Although I have done other things, my fame now rests upon the durability of my partnership with Carl Shepherd; we have been together for forty-two years and nine months as of today, August 18the, 2012.

Although I was born in Macon, Georgia in 1928, I was raised in Birmingham during the Great Depression. No doubt I still carry invisible scars caused by that era. No matter we survived. I am talking about my sister, brother, and I. There are two things that set me apart from people. From about the third grade I was a voracious reader of books on almost any subject. Had I concentrated, I would have been an authority by now; but I didn’t with no regrets.

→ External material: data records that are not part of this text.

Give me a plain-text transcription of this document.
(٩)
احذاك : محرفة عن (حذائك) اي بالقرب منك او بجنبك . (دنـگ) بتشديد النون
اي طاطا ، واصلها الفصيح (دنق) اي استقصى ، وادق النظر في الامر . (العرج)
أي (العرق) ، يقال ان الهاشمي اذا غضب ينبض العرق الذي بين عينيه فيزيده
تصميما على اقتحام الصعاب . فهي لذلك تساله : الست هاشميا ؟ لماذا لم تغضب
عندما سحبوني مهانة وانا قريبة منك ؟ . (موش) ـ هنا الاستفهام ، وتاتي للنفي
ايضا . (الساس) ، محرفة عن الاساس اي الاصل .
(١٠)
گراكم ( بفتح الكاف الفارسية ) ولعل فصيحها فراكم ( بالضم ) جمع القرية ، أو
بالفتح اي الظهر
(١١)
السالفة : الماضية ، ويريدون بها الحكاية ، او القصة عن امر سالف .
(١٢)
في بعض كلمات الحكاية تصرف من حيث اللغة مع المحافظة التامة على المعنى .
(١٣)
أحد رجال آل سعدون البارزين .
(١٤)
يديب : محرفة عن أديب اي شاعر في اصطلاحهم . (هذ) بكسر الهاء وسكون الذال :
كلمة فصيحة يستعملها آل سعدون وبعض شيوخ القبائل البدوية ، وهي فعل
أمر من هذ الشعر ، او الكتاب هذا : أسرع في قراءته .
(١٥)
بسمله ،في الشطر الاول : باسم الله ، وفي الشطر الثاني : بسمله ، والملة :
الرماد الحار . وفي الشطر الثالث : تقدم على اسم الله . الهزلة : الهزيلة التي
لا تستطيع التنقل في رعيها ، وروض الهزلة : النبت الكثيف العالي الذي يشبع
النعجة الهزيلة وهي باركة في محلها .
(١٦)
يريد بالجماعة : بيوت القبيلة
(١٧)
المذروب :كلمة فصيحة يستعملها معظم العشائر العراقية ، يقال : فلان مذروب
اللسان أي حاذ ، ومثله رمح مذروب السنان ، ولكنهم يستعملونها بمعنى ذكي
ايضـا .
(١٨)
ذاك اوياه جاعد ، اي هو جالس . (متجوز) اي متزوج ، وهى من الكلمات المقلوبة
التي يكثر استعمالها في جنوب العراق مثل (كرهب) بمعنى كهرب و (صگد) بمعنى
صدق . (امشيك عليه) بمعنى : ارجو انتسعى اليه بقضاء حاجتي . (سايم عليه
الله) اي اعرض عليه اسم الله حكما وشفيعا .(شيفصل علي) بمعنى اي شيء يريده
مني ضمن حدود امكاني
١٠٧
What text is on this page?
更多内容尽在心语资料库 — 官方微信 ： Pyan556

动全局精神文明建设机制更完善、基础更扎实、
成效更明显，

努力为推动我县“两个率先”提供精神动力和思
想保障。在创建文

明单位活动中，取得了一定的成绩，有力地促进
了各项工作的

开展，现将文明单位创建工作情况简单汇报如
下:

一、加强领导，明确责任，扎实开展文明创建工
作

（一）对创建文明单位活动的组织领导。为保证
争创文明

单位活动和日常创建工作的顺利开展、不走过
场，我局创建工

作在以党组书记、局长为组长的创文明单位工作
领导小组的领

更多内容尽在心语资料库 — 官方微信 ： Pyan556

After the University of Alabama and the Air Force, I came to Denver. Here I met Carl, who picked me up in Mary’s Bar. Through our early life we traveled extensively in the mountain West. Carl is from Helena, Montana, and is a Blackfoot Indian. Our being from nearly opposite ends of the country made “going to see the folks” a broadening experience. We went so many times that we finally had “must see” places on each route like the Quilt Museum in Paducah, Kentucky and the polo games in Sheridan, Wyoming. Now those happy travels are only memories.

I was amongst the first members of the memoir writing class. While it doesn’t offer criticism, it does offer feedback. Also just trying to improve your writing helps no end.

Carl is now in a nursing home, I don’t drive any more. We totter on.